IFS highlights public sector pay trade off

19 May 17

The Conservatives’ plans for public sector pay “risks exacerbating recruitment problems” while Labour’s proposals to increase pay would cost around £9bn a year, the Institute for Fiscal Studies has stated.

The think-tank today issued an analysis of the public sector pay proposals from the Tory, Labour and Liberal Democrat manifestos for the 2017 general election.

Jonathan Cribb, senior research economist at the IFS, said the policies of these parties “differ significantly” as recruitment and retention problems have begun to emerge in the public sector after years of public pay restraint.

Public sector pay has risen by just 1% per year every year since 2013-14, below inflation. There were also freezes for all but the lowest paid public sector workers in 2011-12 and 2012-13.

There have been warnings that rising inflation was leading to a squeeze in workers’ pay especially among public sector employees.

Cribb added: “The Conservatives’ plan of 1% increases for the next two years risks exacerbating recruitment problems – and ultimately reducing the quality of public services – as public pay growth would fall markedly behind growth in private sector pay.  

“Labour’s plans to return to the recommendations of Pay Review Bodies would boost public sector pay but require significant extra resources (around £9bn per year in 2021-22) for government departments to pay for the higher wage costs, unless departments make cuts elsewhere.”

He added that the LibDem plans would imply public pay increases larger than the under the Conservatives but smaller than under Labour.

According to the IFS increasing public sector pay would boost the earnings of the 5.1 million public sector workers, 1.6 million (31%) of whom work for the NHS, and 1.5 million (30%) who work in education in the public sector.

The think-tank notes that public sector pay rose compared to private sector pay during and after the 2008 recession, as private sector earnings fell sharply in real terms.

But since 2011 the pay restraint has led to the difference between public and private sector pay returning to its pre-crisis level leading to the aforementioned issues with staff retention and recruitment.

Under current Conservative plans the difference between public and private wages would fall to a level not seen in (at least) the last 20 years, the IFS said.

However, Labour’s plans would see the difference stabilise around the level seen in the mid 2000s while the Lib Dem plans would be below the level seen in the early 2000s, when there were significant shortages of nurses.

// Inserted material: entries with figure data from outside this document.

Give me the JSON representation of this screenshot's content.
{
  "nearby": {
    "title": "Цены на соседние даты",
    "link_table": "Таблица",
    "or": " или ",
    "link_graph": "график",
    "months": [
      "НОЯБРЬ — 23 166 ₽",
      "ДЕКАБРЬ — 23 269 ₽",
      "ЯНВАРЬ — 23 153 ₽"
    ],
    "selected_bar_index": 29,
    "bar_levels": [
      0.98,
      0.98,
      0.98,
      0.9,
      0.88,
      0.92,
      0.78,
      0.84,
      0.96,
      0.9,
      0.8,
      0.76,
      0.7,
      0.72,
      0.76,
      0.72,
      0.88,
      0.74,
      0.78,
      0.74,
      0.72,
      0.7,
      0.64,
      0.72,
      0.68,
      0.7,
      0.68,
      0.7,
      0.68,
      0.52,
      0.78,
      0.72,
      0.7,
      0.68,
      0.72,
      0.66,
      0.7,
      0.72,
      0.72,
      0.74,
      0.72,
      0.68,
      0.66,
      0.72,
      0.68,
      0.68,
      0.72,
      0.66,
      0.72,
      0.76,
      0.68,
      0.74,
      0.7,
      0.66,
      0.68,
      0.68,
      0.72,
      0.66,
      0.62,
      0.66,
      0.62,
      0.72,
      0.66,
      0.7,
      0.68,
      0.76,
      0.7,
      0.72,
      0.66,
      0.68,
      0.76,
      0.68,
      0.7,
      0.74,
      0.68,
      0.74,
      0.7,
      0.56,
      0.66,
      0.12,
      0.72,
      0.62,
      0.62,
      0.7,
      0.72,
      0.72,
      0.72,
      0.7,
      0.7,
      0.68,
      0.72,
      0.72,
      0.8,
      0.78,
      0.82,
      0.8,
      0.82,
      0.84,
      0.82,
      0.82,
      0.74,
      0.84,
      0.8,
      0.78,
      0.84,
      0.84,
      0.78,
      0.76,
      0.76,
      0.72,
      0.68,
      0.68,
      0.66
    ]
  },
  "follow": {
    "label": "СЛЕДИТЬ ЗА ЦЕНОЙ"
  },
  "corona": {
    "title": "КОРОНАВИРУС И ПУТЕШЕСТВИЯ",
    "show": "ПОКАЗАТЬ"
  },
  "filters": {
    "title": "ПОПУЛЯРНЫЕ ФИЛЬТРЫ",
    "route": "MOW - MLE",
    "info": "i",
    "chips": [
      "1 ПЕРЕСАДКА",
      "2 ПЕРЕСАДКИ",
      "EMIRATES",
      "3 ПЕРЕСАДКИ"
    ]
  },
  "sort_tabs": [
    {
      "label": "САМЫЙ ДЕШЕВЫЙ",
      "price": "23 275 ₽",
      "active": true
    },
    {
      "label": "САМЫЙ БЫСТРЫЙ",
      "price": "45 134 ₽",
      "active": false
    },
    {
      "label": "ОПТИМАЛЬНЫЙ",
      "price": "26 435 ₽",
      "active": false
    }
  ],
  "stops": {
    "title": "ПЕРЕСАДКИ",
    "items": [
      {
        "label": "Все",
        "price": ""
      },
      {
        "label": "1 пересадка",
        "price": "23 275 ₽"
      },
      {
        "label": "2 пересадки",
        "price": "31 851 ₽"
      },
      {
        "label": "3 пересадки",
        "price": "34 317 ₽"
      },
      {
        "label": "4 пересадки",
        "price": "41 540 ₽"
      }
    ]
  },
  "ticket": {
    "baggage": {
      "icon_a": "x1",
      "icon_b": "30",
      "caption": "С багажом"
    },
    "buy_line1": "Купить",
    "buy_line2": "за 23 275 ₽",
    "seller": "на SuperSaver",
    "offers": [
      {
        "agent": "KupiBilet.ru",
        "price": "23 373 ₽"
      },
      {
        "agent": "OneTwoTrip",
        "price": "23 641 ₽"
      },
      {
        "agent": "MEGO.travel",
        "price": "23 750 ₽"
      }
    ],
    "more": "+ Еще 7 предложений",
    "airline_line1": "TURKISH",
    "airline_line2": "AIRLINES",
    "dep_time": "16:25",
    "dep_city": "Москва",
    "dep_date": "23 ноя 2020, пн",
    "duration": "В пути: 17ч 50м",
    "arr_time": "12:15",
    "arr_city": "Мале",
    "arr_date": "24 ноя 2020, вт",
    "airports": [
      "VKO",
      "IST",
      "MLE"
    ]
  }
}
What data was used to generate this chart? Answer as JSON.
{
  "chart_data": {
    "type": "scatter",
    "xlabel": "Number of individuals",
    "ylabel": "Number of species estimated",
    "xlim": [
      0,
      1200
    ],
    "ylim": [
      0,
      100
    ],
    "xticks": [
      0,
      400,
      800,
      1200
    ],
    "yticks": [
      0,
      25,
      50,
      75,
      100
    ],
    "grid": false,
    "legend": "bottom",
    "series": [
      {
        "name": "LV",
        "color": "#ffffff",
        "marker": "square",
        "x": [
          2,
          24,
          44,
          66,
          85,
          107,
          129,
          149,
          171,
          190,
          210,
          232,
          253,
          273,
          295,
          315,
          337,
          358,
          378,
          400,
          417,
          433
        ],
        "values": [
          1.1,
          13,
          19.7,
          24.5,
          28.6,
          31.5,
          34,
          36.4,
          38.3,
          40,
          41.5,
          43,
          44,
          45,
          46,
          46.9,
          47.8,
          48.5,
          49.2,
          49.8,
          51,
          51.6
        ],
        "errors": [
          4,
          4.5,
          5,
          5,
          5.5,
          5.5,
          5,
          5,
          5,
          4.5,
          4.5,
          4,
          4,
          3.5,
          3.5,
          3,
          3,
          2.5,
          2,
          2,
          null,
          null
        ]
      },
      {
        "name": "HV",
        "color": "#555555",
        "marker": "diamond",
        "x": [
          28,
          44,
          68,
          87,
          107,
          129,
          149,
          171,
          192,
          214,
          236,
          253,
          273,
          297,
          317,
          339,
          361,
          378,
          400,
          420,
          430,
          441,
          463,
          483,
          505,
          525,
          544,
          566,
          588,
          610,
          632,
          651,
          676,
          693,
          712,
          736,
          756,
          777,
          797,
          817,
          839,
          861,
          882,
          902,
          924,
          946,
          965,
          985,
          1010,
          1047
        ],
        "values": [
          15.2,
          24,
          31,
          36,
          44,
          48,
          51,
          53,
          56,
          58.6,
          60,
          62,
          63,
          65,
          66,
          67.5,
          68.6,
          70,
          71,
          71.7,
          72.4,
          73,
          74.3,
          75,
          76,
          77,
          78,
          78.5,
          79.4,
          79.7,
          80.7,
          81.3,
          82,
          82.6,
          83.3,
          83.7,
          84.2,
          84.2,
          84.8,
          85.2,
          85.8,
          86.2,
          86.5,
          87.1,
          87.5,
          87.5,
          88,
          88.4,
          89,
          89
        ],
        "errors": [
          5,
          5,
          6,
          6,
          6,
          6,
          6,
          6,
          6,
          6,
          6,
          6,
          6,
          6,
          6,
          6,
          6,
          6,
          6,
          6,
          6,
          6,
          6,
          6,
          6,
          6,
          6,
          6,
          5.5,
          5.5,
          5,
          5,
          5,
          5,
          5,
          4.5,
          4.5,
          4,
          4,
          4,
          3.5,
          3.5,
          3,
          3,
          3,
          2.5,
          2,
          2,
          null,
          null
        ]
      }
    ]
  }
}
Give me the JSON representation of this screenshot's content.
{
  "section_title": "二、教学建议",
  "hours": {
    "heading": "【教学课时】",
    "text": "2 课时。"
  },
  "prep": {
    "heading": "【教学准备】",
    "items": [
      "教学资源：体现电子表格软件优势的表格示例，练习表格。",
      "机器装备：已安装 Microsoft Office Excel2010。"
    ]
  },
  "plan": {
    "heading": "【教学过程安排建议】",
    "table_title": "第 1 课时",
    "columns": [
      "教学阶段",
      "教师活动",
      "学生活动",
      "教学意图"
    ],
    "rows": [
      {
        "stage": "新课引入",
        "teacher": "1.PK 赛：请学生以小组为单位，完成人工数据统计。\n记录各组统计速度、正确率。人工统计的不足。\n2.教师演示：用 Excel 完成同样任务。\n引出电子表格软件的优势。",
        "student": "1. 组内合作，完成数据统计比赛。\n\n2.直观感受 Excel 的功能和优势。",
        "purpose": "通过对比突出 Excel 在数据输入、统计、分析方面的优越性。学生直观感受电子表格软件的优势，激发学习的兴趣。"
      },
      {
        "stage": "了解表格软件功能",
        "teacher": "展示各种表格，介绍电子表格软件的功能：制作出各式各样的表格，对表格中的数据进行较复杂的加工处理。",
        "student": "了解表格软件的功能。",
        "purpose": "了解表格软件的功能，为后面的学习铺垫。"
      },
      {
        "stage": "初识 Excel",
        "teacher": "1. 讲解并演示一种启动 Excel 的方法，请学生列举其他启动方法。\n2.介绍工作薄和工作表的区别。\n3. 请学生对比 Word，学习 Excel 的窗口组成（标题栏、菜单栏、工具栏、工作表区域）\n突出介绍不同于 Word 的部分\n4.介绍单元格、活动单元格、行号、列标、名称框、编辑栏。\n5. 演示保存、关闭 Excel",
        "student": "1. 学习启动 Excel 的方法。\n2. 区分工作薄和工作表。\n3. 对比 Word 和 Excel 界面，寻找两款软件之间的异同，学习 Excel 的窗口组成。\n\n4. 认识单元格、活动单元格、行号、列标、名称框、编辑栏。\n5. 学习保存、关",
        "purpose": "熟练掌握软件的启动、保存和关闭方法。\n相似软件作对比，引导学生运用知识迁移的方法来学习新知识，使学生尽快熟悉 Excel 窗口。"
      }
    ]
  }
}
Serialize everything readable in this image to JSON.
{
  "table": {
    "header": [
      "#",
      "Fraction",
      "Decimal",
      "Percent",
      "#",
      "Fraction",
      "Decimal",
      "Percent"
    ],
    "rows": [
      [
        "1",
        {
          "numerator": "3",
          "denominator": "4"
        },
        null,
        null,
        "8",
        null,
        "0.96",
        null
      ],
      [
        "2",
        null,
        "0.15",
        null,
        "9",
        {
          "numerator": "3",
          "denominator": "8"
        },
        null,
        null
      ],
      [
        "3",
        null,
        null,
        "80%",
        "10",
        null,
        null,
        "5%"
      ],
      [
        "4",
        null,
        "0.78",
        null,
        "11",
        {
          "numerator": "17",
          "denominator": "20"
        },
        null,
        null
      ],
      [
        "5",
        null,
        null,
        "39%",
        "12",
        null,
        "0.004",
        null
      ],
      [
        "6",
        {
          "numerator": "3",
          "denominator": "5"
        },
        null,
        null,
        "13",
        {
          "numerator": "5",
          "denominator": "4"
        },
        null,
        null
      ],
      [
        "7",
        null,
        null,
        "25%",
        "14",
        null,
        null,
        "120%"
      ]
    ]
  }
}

Today’s report states: “This analysis shows there are tradeoffs in delivering public services. Increasing public sector pay involves large increases in costs for government departments.

"However, if public sector pay continues to fall compared to pay in the private sector, the public sector will struggle to recruit and retain the workers it needs to deliver public services, and the quality of those services will therefore be at risk.”

The launch of each of the three main party manifestos follows the release of a report by NHS Providers which showed that some staff were quitting their jobs for higher paid jobs stacking shelves in supermarkets as pay squeezes continued.

Responding to the IFS analysis, the GMB union, said current government plans to have a 1% pay cap for public service workers until 2020 would result in those 5 million individuals being £3,000 worse off on average.

Rehena Azam, GMB national secretary for public services, said: “Theresa May talks about helping ordinary working families, but her manifesto will do nothing to help over five million public sector employees.

“Enough is enough - it's time that nurses, teaching assistants, council staff and all other public sector workers got the real pay rise they need and deserve."

UNISON general secretary, Dave Prentis, said public sector recruitment was hovering "on the brink of crisis".

He said: "Any new government must not hold down public sector pay at the expense of experienced and loyal staff delivering vital public services."